He will be responsible for an ongoing assessment of the Government's Covid-19 response, starting with a review of the recent Valentine's Day cluster which shut down Auckland for three days then seven days.
Roche doesn't muck around. He knows the health sector intimately from previous reviews, and he particularly knows the Covid-19 response environment. It makes sense to give this review to an expert.
He knows business well and how it is impacted by Covid-19 and he knows his way around the infrastructure and political imperatives of government, having been a go-to guy for successive administrations.
The set-up of this review means he and his team will be able to act quickly and make rolling recommendations once they determine where changes should be made.
For example, the continuous review won't have to wait for the whole Valentine's Day review to be completed before making the most obvious recommendations such as:
• simplifying the categories of contacts • making recommendations about simplifying communications to affected communities • requiring door-knocks of contacts who haven't responded to messages • questioning the practice of police to stop every single car heading into a lockdown area • questioning whether the whole of Auckland needs to be locked down
Having Rob Fyfe as part of a continuous review is a perfect choice with him having already been a pivotal intermediary during last year's lockdown between business and Government.

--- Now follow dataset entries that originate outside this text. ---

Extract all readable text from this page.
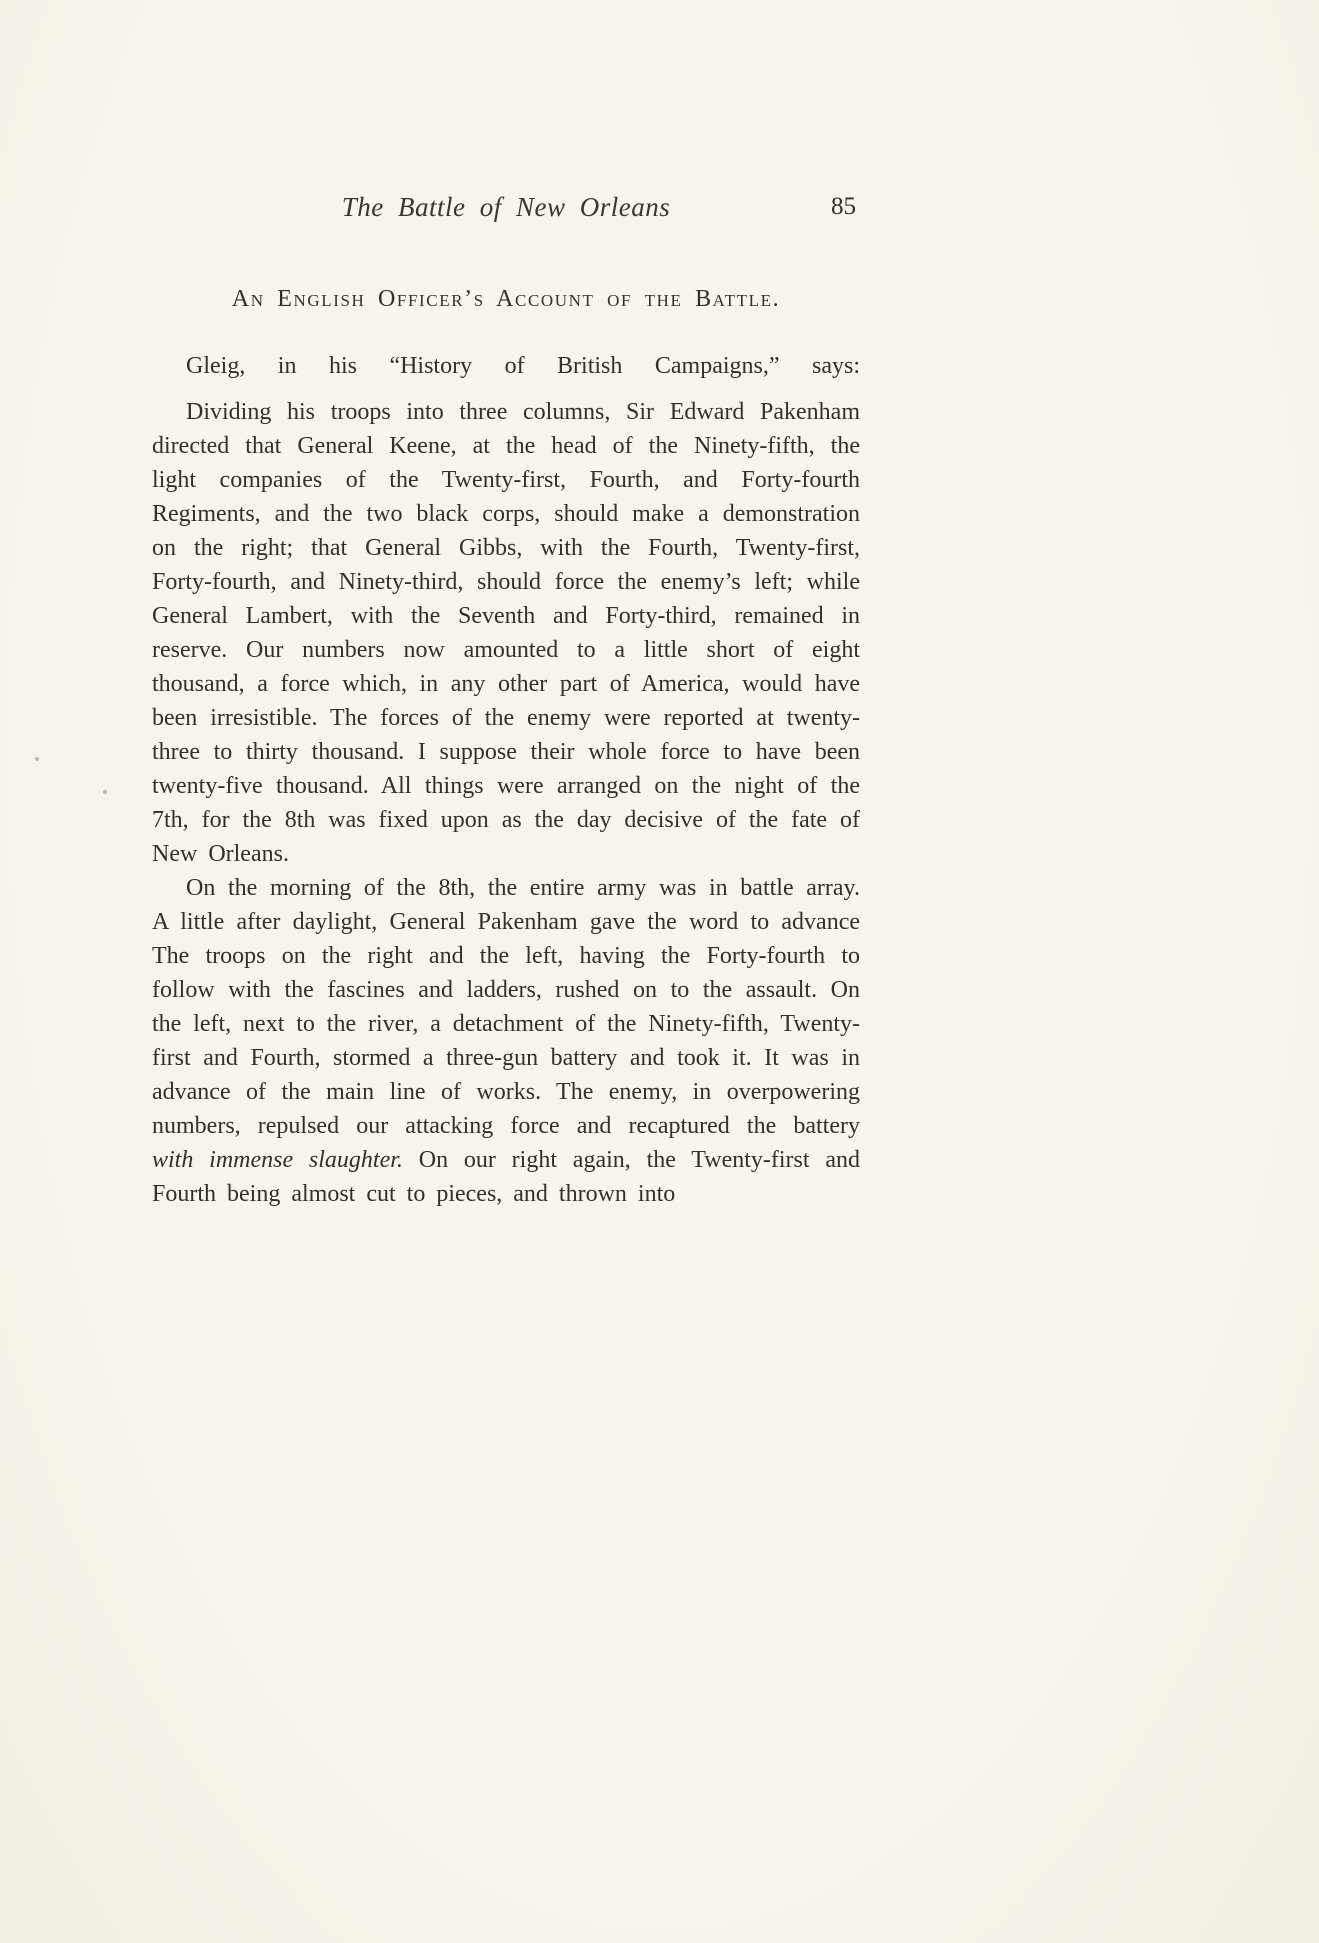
The Battle of New Orleans	85
An English Officer’s Account of the Battle.

Gleig, in his “History of British Campaigns,” says:

Dividing his troops into three columns, Sir Edward Pakenham directed that General Keene, at the head of the Ninety-fifth, the light companies of the Twenty-first, Fourth, and Forty-fourth Regiments, and the two black corps, should make a demonstration on the right; that General Gibbs, with the Fourth, Twenty-first, Forty-fourth, and Ninety-third, should force the enemy’s left; while General Lambert, with the Seventh and Forty-third, remained in reserve. Our numbers now amounted to a little short of eight thousand, a force which, in any other part of America, would have been irresistible. The forces of the enemy were reported at twenty-three to thirty thousand. I suppose their whole force to have been twenty-five thousand. All things were arranged on the night of the 7th, for the 8th was fixed upon as the day decisive of the fate of New Orleans.

On the morning of the 8th, the entire army was in battle array. A little after daylight, General Pakenham gave the word to advance The troops on the right and the left, having the Forty-fourth to follow with the fascines and ladders, rushed on to the assault. On the left, next to the river, a detachment of the Ninety-fifth, Twenty-first and Fourth, stormed a three-gun battery and took it. It was in advance of the main line of works. The enemy, in overpowering numbers, repulsed our attacking force and recaptured the battery with immense slaughter. On our right again, the Twenty-first and Fourth being almost cut to pieces, and thrown into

Having Professor Phillip Hill on board is a good choice too. He may not have the television experience of fellow epidemiologists Professor Michael Baker or Sir David Skeggs but he added professional grunt to Roche's last report to Covid-19 Response Minister Chris Hipkins.
Their secretariat is the Covid-19 unit in the Department of Prime Minister and Cabinet, meaning it will have a direct contact with the most influential people affecting government policy.
Any workforce or policy which is criticised by the review will get a right of reply before decisions are made.
But there will be no excuse for the Government to repeat last year's decision to sit on a highly critical report until just before Christmas.
New Zealand's Covid-19 landscape is littered with reviews either completed or under way – including the Verrall report into contact tracing, the early review of managed isolation, several by the Office of the Auditor General (including into PPE, Government expenditure of the $62 billion Covid fund, the vaccination rollout); the Christchurch-commissioned report into the Sudima hotel; the report into the implementation of the Surveillance Plan and Testing Strategy; and the Pullman Hotel assessment.
There is one disturbing paragraph in the terms of reference of the review group published today in which it suggests that Roche has to ask Covid-19 Response Minister Chris Hipkins before he can make a public statement.
But Hipkins' office says that Roche will be independent and will not need permission before speaking - he will be asked to simply inform the minister on a "no surprises" basis before making public statements.
The National Party spent much of the first term of this Government complaining about the number of reviews the Government had set up. Covid has demanded a shift and, as recently as Sunday, National was calling for a formal review of the latest lockdown.